Joshua Citarella is a young New York artist with a particular adeptness at navigating the increasingly blurry divide between the gallery and the Internet. For his first solo exhibition at Higher Pictures, Citarella presented five large-scale C-prints (all 2013) that toy with the often porous boundaries between reality and representation within contemporary image-making. Though Citarella does take the photos that form the basis of his works, his practice gives precedence to Photoshop’s postproduction techniques. He is perhaps best known for his involvement in The Jogging, a popular image-based Tumblr of online-only art, along with the more recent “.PSD Show,” his ongoing online exhibition of downloadable raw Photoshop files.

Paradoxically, Citarella’s background in this dematerialized sphere of online art is exactly what gave his work at Higher Pictures a nuanced sense of materiality. Body Anointed with Nitroglycerin Awaits Transfiguration depicts a reclining female nude daubed with silver and surrounded by shimmering flecks, digital glitches (intentionally and painstakingly placed by Citarella) resulting from the same Photoshop techniques that have been used to render the woman’s body blemish-free.
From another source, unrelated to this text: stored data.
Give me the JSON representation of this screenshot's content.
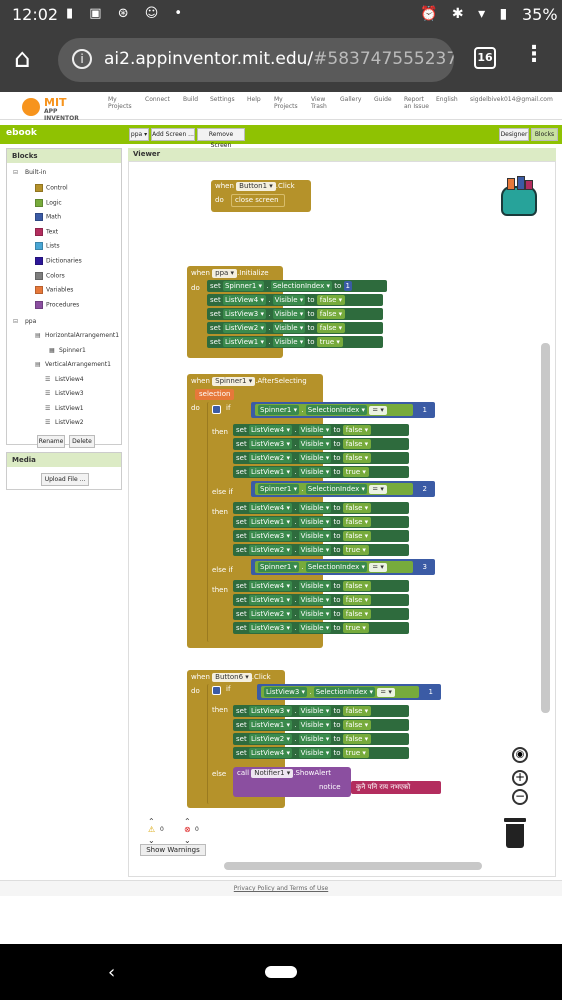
{
  "status": {
    "time": "12:02",
    "battery": "35%"
  },
  "browser": {
    "url_host": "ai2.appinventor.mit.edu/",
    "url_hash": "#583747555237",
    "tab_count": "16"
  },
  "appinv": {
    "logo_title": "MIT",
    "logo_sub": "APP INVENTOR",
    "nav": [
      "My Projects",
      "Connect",
      "Build",
      "Settings",
      "Help",
      "My Projects",
      "View Trash",
      "Gallery",
      "Guide",
      "Report an Issue",
      "English",
      "sigdelbivek014@gmail.com"
    ]
  },
  "screenbar": {
    "project": "ebook",
    "screen": "ppa ▾",
    "add": "Add Screen ...",
    "remove": "Remove Screen",
    "designer": "Designer",
    "blocks": "Blocks"
  },
  "blocks_panel": {
    "title": "Blocks",
    "builtin": "Built-in",
    "items": [
      {
        "label": "Control",
        "color": "#b5922a"
      },
      {
        "label": "Logic",
        "color": "#77ab3c"
      },
      {
        "label": "Math",
        "color": "#3b5ba5"
      },
      {
        "label": "Text",
        "color": "#b32d5e"
      },
      {
        "label": "Lists",
        "color": "#49a6d4"
      },
      {
        "label": "Dictionaries",
        "color": "#2d1799"
      },
      {
        "label": "Colors",
        "color": "#7d7d7d"
      },
      {
        "label": "Variables",
        "color": "#e6783a"
      },
      {
        "label": "Procedures",
        "color": "#8b4fa0"
      }
    ],
    "screen": "ppa",
    "components": [
      "HorizontalArrangement1",
      "Spinner1",
      "VerticalArrangement1",
      "ListView4",
      "ListView3",
      "ListView1",
      "ListView2"
    ],
    "rename": "Rename",
    "delete": "Delete"
  },
  "media": {
    "title": "Media",
    "upload": "Upload File ..."
  },
  "viewer": {
    "title": "Viewer"
  },
  "code": {
    "b1": {
      "when": "when",
      "comp": "Button1 ▾",
      "event": ".Click",
      "do": "do",
      "stmt": "close screen"
    },
    "init": {
      "when": "when",
      "comp": "ppa ▾",
      "event": ".Initialize",
      "do": "do",
      "sets": [
        {
          "comp": "Spinner1 ▾",
          "prop": "SelectionIndex ▾",
          "val": "1"
        },
        {
          "comp": "ListView4 ▾",
          "prop": "Visible ▾",
          "val": "false ▾"
        },
        {
          "comp": "ListView3 ▾",
          "prop": "Visible ▾",
          "val": "false ▾"
        },
        {
          "comp": "ListView2 ▾",
          "prop": "Visible ▾",
          "val": "false ▾"
        },
        {
          "comp": "ListView1 ▾",
          "prop": "Visible ▾",
          "val": "true ▾"
        }
      ]
    },
    "sel": {
      "when": "when",
      "comp": "Spinner1 ▾",
      "event": ".AfterSelecting",
      "param": "selection",
      "do": "do",
      "if": "if",
      "then": "then",
      "elseif": "else if",
      "conds": [
        {
          "comp": "Spinner1 ▾",
          "prop": "SelectionIndex ▾",
          "op": "= ▾",
          "num": "1"
        },
        {
          "comp": "Spinner1 ▾",
          "prop": "SelectionIndex ▾",
          "op": "= ▾",
          "num": "2"
        },
        {
          "comp": "Spinner1 ▾",
          "prop": "SelectionIndex ▾",
          "op": "= ▾",
          "num": "3"
        }
      ],
      "groups": [
        [
          {
            "comp": "ListView4 ▾",
            "val": "false ▾"
          },
          {
            "comp": "ListView3 ▾",
            "val": "false ▾"
          },
          {
            "comp": "ListView2 ▾",
            "val": "false ▾"
          },
          {
            "comp": "ListView1 ▾",
            "val": "true ▾"
          }
        ],
        [
          {
            "comp": "ListView4 ▾",
            "val": "false ▾"
          },
          {
            "comp": "ListView1 ▾",
            "val": "false ▾"
          },
          {
            "comp": "ListView3 ▾",
            "val": "false ▾"
          },
          {
            "comp": "ListView2 ▾",
            "val": "true ▾"
          }
        ],
        [
          {
            "comp": "ListView4 ▾",
            "val": "false ▾"
          },
          {
            "comp": "ListView1 ▾",
            "val": "false ▾"
          },
          {
            "comp": "ListView2 ▾",
            "val": "false ▾"
          },
          {
            "comp": "ListView3 ▾",
            "val": "true ▾"
          }
        ]
      ]
    },
    "b6": {
      "when": "when",
      "comp": "Button6 ▾",
      "event": ".Click",
      "do": "do",
      "if": "if",
      "then": "then",
      "else": "else",
      "cond": {
        "comp": "ListView3 ▾",
        "prop": "SelectionIndex ▾",
        "op": "= ▾",
        "num": "1"
      },
      "sets": [
        {
          "comp": "ListView3 ▾",
          "val": "false ▾"
        },
        {
          "comp": "ListView1 ▾",
          "val": "false ▾"
        },
        {
          "comp": "ListView2 ▾",
          "val": "false ▾"
        },
        {
          "comp": "ListView4 ▾",
          "val": "true ▾"
        }
      ],
      "call": "call",
      "notifier": "Notifier1 ▾",
      "method": ".ShowAlert",
      "notice": "notice",
      "text": "कुनै पनि राय नभएको"
    },
    "set": "set",
    "to": "to",
    "visible": "Visible ▾"
  },
  "warnings": {
    "warn_count": "0",
    "err_count": "0",
    "show": "Show Warnings"
  },
  "footer": "Privacy Policy and Terms of Use"
}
Digital dust seems to have impossibly made its way onto the work’s actual frame, where silver fingerprints suggest a slippage between the radiantly over-perfected image and its material grounding in the gallery.

Citarella is adept enough at image manipulation to make viewers unsure to what extent, if any, the subjects have been digitally altered, propagating a perpetual, willful confusion appropriate to today’s technological shifts that continually reshape the relationship between images and their referents. Immaterial Transmutations of Lead and Gold I makes this apparent with its banally tasteful depiction of a scattering of small rocks set among tree branches stripped of bark, all arranged against a solid white backdrop. The rocks appear to be composed of varying ratios of lead and gold; some are clearly half and half, while others have a gradient between the two elements, as though captured in mid-transformation. The allusion to alchemy in the piece’s title is apt; Citarella’s slick precision suggests that any number of conceivable objects could be conflated, as if by magic.

His images arguably also touch on ideas that have been circulating recently among artists such as Timur Si-Qin and Mark Leckey regarding “techno-animism.” The notion holds that, as our environment is increasingly technologized, it becomes increasingly mystified. The clearest illustration of this isMainframe Stores Red Channel Data from REM Sleep Beta Waves, a photograph of a minimal and elegant crimson-painted server box against a white wall and concrete floor; the stark, perfected simplicity of the image stands in marked contrast to the utter technological complexity harbored by the server.

For Citarella, objects are sites of dissimulation, never quite what they seem. When taken as a whole, aspects of his solo debut can appear overly oblique, but his work has a refreshing lack of archness that stands in contrast to that of many of his so-called post-Internet contemporaries. Instead, Citarella seems fully committed to the pristine surfaces made possible by modern technology, discovering there a kind of transcendent blankness bordering on the spiritual.